According to the Pope, everyone can play their part in changing the collective response to the "unprecedented threat of climate change and the degradation of our common home."

Controlling population size

In preparation for the Climate Conference, the European Union and the Organisation of African, Caribbean and Pacific States called on all countries to submit their so-called Nationally Determined Contributions (NDC's). These non-binding national plans show climate actions governments aim to implement in response to climate change.

In July, the United Nations sexual and reproductive health agency (UNPFA) published a report in which it stated that "only" six out of fifty studied NDC's from countries of the Eastern and Southern African region, the Arab States, Asia Pacific, Western and Central Africa and Latin America and the Caribbean included references to sexual and reproductive health and rights (SRHR).

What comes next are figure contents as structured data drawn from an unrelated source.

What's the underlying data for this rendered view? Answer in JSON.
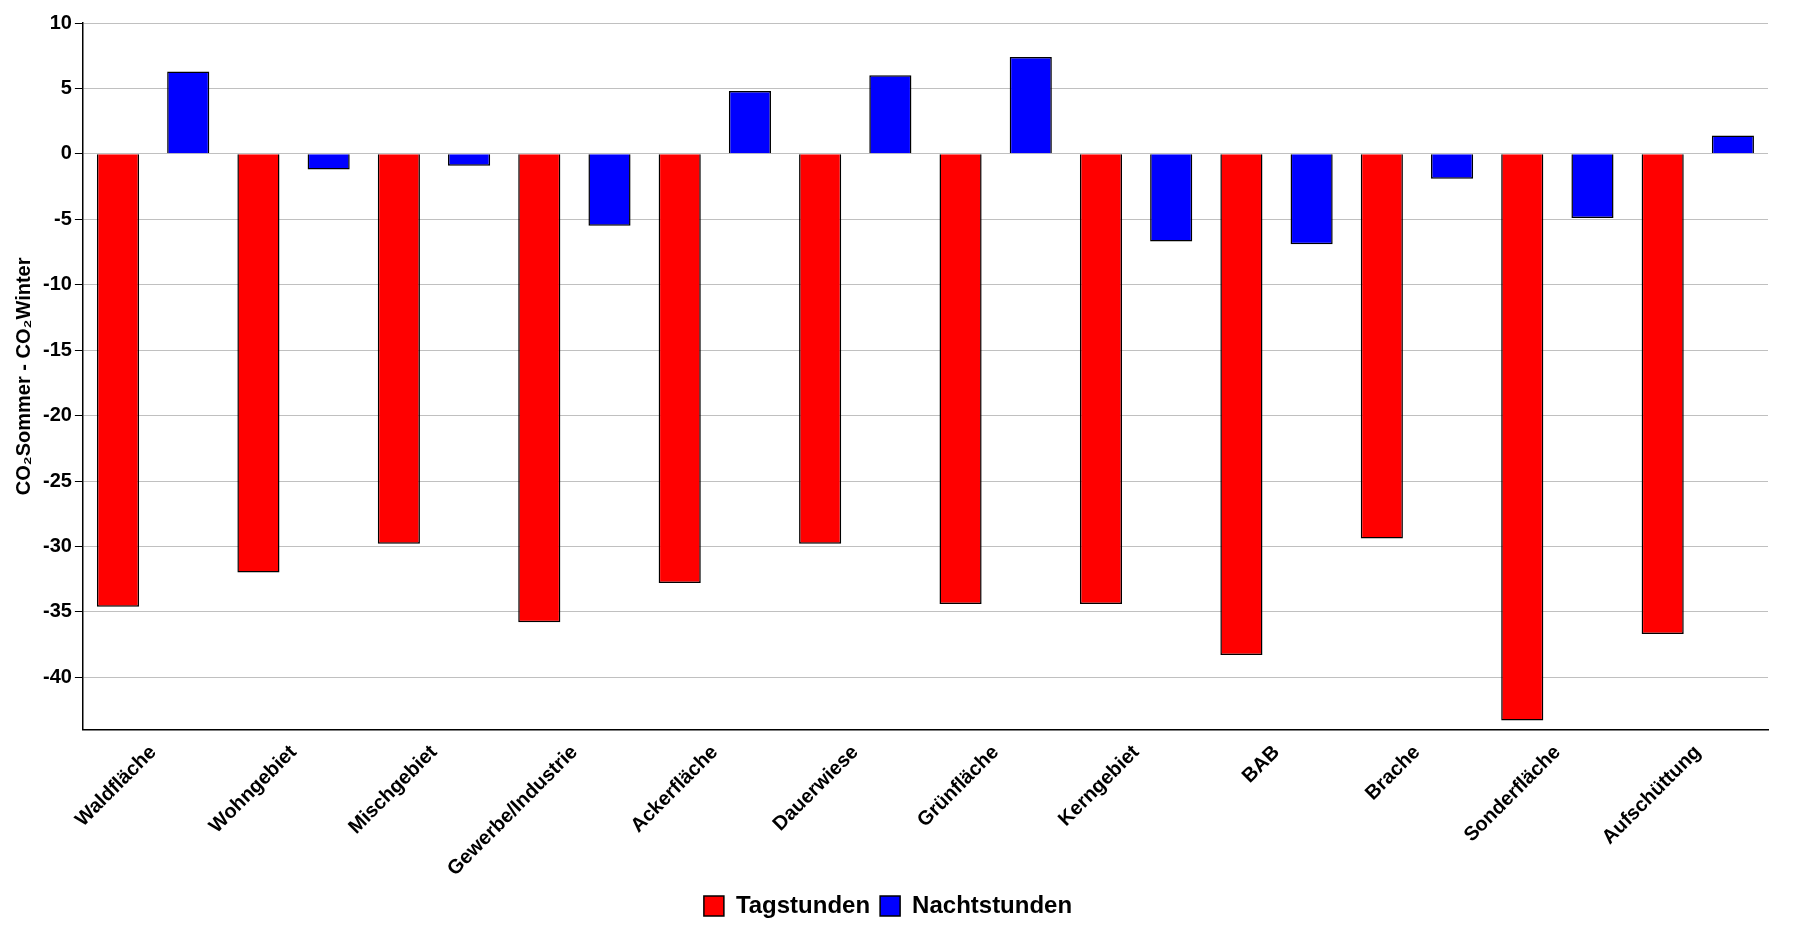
{
  "chart_data": {
    "type": "bar",
    "ylabel": "CO₂Sommer - CO₂Winter",
    "categories": [
      "Waldfläche",
      "Wohngebiet",
      "Mischgebiet",
      "Gewerbe/Industrie",
      "Ackerfläche",
      "Dauerwiese",
      "Grünfläche",
      "Kerngebiet",
      "BAB",
      "Brache",
      "Sonderfläche",
      "Aufschüttung"
    ],
    "series": [
      {
        "name": "Tagstunden",
        "color": "#ff0000",
        "values": [
          -34.6,
          -32.0,
          -29.8,
          -35.8,
          -32.8,
          -29.8,
          -34.4,
          -34.4,
          -38.3,
          -29.4,
          -43.3,
          -36.7
        ]
      },
      {
        "name": "Nachtstunden",
        "color": "#0000ff",
        "values": [
          6.3,
          -1.2,
          -0.9,
          -5.5,
          4.8,
          6.0,
          7.4,
          -6.7,
          -6.9,
          -1.9,
          -4.9,
          1.4
        ]
      }
    ],
    "ylim": [
      -44,
      10
    ],
    "yticks": [
      -40,
      -35,
      -30,
      -25,
      -20,
      -15,
      -10,
      -5,
      0,
      5,
      10
    ],
    "grid": "y",
    "legend": "bottom"
  }
}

One of the report's key findings is that in some NDC's, there were references to controlling the population size. That is not consistent with the International Conference on Population and Development Programme of Action, adopted in 1994 by 179 Member States. "Climate policy must be underpinned by a rights-based voluntary approach to reproductive choices, not on population numbers or targets", the report states.

According to the report, SRHR are important to build resilience to the effects of climate change. "Realising SRHR is crucial to achieving gender equality and is a central component of gender-responsive adaptation to climate change." Therefore, the report mentions that only one studied NDC's referenced gender-based violence (GBV).

According to the report, adapting to a changing climate must include action on GBV. The report further suggests that climate change can have limiting access to an "essential" service like abortion.